Der Experte wies darauf hin, dass die niedrigen Temperaturen und die geringe Sonneneinstrahlung die Entwicklung der Pflanzen beeinträchtigen, ihre Photosyntheseleistung verringern und sowohl das vegetative Wachstum als auch die Fruchtbildung verlangsamen. Diese Situation wirkt sich zudem negativ auf die endgültige Größe der Tomaten sowie auf die Erntezyklen aus.
Frutos erklärte, dass sich die Ernte, die normalerweise alle fünf Tage stattfindet, aufgrund der widrigen Wetterbedingungen aktuell auf etwa alle sieben Tage verlängert hat.

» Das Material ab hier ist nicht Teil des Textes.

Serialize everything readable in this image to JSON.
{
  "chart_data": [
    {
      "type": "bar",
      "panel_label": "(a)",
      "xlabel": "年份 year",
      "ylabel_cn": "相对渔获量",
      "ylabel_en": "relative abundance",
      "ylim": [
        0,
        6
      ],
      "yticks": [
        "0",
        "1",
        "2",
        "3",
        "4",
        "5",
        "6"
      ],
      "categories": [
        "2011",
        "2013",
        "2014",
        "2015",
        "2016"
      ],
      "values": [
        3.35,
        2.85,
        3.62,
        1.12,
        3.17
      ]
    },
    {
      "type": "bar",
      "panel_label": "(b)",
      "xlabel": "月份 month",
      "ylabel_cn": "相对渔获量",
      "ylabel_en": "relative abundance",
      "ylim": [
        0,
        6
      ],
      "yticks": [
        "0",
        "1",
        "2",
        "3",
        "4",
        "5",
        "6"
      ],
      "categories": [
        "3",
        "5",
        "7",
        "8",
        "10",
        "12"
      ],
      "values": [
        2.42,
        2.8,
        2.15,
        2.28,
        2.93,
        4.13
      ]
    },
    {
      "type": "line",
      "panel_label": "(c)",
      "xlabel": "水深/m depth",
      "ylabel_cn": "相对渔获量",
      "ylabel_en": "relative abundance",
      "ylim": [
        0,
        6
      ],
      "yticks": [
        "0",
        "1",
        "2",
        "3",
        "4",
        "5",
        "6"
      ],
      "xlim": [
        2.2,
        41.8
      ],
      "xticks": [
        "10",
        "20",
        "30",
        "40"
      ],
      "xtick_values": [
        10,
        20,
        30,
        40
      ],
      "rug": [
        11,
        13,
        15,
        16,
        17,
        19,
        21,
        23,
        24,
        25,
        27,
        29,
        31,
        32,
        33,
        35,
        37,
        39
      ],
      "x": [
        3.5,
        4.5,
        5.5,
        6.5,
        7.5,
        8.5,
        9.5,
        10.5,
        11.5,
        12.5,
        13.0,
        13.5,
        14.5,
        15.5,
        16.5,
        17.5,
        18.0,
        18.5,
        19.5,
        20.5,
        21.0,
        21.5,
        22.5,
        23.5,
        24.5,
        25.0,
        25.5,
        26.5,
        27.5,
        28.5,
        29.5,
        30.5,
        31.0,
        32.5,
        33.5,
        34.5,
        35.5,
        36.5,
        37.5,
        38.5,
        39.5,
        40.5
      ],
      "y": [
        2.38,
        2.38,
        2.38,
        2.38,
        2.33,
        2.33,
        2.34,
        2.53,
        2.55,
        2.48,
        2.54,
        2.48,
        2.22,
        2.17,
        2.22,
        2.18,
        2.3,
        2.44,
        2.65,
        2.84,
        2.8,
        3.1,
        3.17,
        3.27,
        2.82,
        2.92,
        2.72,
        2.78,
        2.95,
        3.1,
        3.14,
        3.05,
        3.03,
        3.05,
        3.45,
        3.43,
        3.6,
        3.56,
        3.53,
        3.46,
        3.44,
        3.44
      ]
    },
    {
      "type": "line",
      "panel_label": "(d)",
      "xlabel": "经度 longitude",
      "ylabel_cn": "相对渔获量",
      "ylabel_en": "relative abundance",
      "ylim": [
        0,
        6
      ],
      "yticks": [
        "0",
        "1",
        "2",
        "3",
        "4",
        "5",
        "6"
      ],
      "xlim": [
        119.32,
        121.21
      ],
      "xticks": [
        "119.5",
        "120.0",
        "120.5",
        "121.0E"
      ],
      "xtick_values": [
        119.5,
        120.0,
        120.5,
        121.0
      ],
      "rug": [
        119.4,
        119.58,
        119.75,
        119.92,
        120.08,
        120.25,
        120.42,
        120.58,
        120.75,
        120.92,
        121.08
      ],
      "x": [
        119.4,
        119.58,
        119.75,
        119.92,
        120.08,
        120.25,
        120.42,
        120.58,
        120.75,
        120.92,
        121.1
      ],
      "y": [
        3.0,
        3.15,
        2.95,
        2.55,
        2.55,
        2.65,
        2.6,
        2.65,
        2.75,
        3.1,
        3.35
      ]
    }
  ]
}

Trotz des verringerten Angebots schließt der Sektor eine Preiserhöhung für die Verbraucher vorerst aus. Es wurde angegeben, dass der aktuelle Preis ab Hof bei rund 8.000 Guaranies pro Kilo liegt – ein Wert, der im Vergleich zum Vorjahr bereits erhöht ist.
„Wenn der Preis bei 5.000 Guaranies gelegen hätte, könnte er bei diesen Einbußen auf 6.000, 7.000 oder 8.000 steigen. Da er sich derzeit aber ohnehin schon bei 8.000 Guaranies ab Hof eingependelt hat, sollte dies nicht zu einer weiteren Steigerung führen“, erklärte Frutos.
Dennoch warnte er, dass die Preisentwicklung vom Verhalten der Zwischenhändler und der gesamten Vermarktungskette abhängen wird. Obwohl der an den Erzeuger gezahlte Preis stabil bleibt, könnten andere Faktoren den Endpreis für den Verbraucher beeinflussen.
Seitens des Produktionssektors wird versichert, dass man die Wetterlage und deren Auswirkungen auf die Verfügbarkeit des Produkts in den kommenden Wochen weiterhin genau beobachten werde.